C’est la troisième fois en moins d’un an que l’Amérique est appelée à descendre dans la rue autour de ce slogan, dont les rassemblements sont devenus le mouvement de contestation le plus important depuis le retour du milliardaire à la Maison Blanche. La première, qui s’était tenue en juin 2025 – le jour des 79 ans du président américain et d’un défilé militaire à Washington – avait rassemblé plusieurs millions de personnes à travers le pays.
Plus d’un millier de personnes ont commencé à marcher à Atlanta (sud-est), et à Washington, la capitale, où plusieurs rassemblements sont prévus dans la journée. En banlieue de Détroit (nord), des manifestants se sont rassemblés dans la matinée malgré des températures négatives.
Plus de 3 000 rassemblements
Et, alors que la cote de popularité de Donald Trump est au plus bas et la perspective des élections de mi-mandat en novembre, les organisateurs attendent plusieurs millions de manifestants à travers le pays.

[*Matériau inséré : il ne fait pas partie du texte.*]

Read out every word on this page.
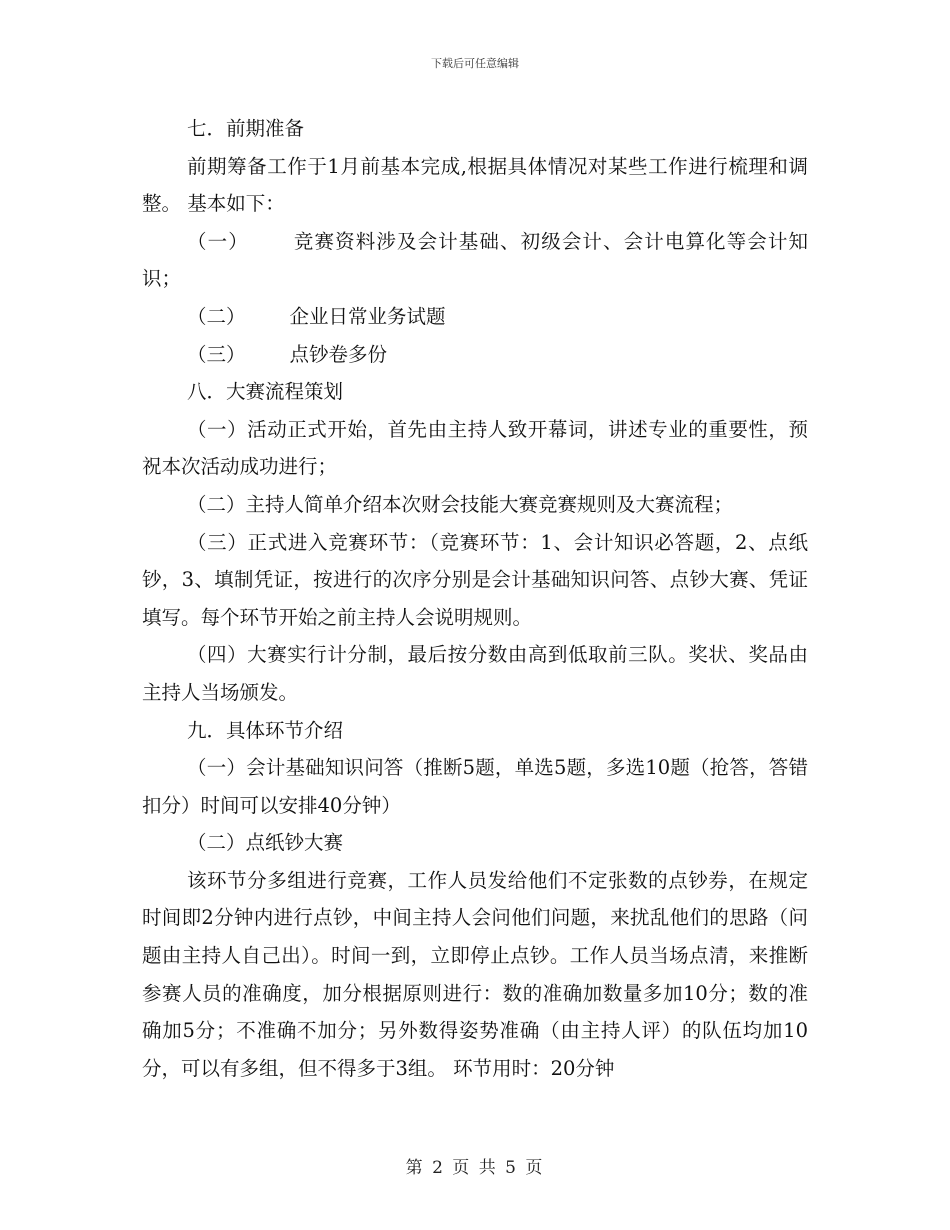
下载后可任意编辑

七．前期准备

前期筹备工作于1月前基本完成,根据具体情况对某些工作进行梳理和调整。 基本如下：

（一） 竞赛资料涉及会计基础、初级会计、会计电算化等会计知识；

（二） 企业日常业务试题

（三） 点钞卷多份

八．大赛流程策划

（一）活动正式开始，首先由主持人致开幕词，讲述专业的重要性，预祝本次活动成功进行；

（二）主持人简单介绍本次财会技能大赛竞赛规则及大赛流程；

（三）正式进入竞赛环节：（竞赛环节：1、会计知识必答题，2、点纸钞，3、填制凭证，按进行的次序分别是会计基础知识问答、点钞大赛、凭证填写。每个环节开始之前主持人会说明规则。

（四）大赛实行计分制，最后按分数由高到低取前三队。奖状、奖品由主持人当场颁发。

九．具体环节介绍

（一）会计基础知识问答（推断5题，单选5题，多选10题（抢答，答错扣分）时间可以安排40分钟）

（二）点纸钞大赛

该环节分多组进行竞赛，工作人员发给他们不定张数的点钞券，在规定时间即2分钟内进行点钞，中间主持人会问他们问题，来扰乱他们的思路（问题由主持人自己出）。时间一到，立即停止点钞。工作人员当场点清，来推断参赛人员的准确度，加分根据原则进行：数的准确加数量多加10分；数的准确加5分；不准确不加分；另外数得姿势准确（由主持人评）的队伍均加10分，可以有多组，但不得多于3组。 环节用时：20分钟

第 2 页 共 5 页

De l’autre côté de l’Atlantique, à Rome, Amsterdam et Madrid, ont également eu lieu des rassemblements contre le président américain.
Plus de 3 000 rassemblements sont prévus – un chiffre en hausse – dans les grandes métropoles, New York, Chicago ou encore Washington, aussi dans les banlieues et les zones rurales, et même à Kotzebue, petite ville d’Alaska au-delà du cercle polaire, ou sur l’archipel caribéen de Porto Rico, territoire américain.
Minneapolis, épicentre en début d’année de la brutale offensive anti-immigration de Donald Trump et de sa contestation populaire, doit en être le point névralgique avec sa ville jumelle, Saint-Paul.
Bruce Springsteen, la légende américaine du rock, farouche critique du président américain, y est attendu avec sa chanson « Streets of Minneapolis », écrite et enregistrée en 24 heures en hommage aux deux Américains tombés sous les balles d’agents fédéraux en pleine rue lors d’opérations massives de la police de l’immigration, Renee Good et Alex Pretti. Le sénateur octogénaire Bernie Sanders, figure de la gauche américaine, est également annoncé.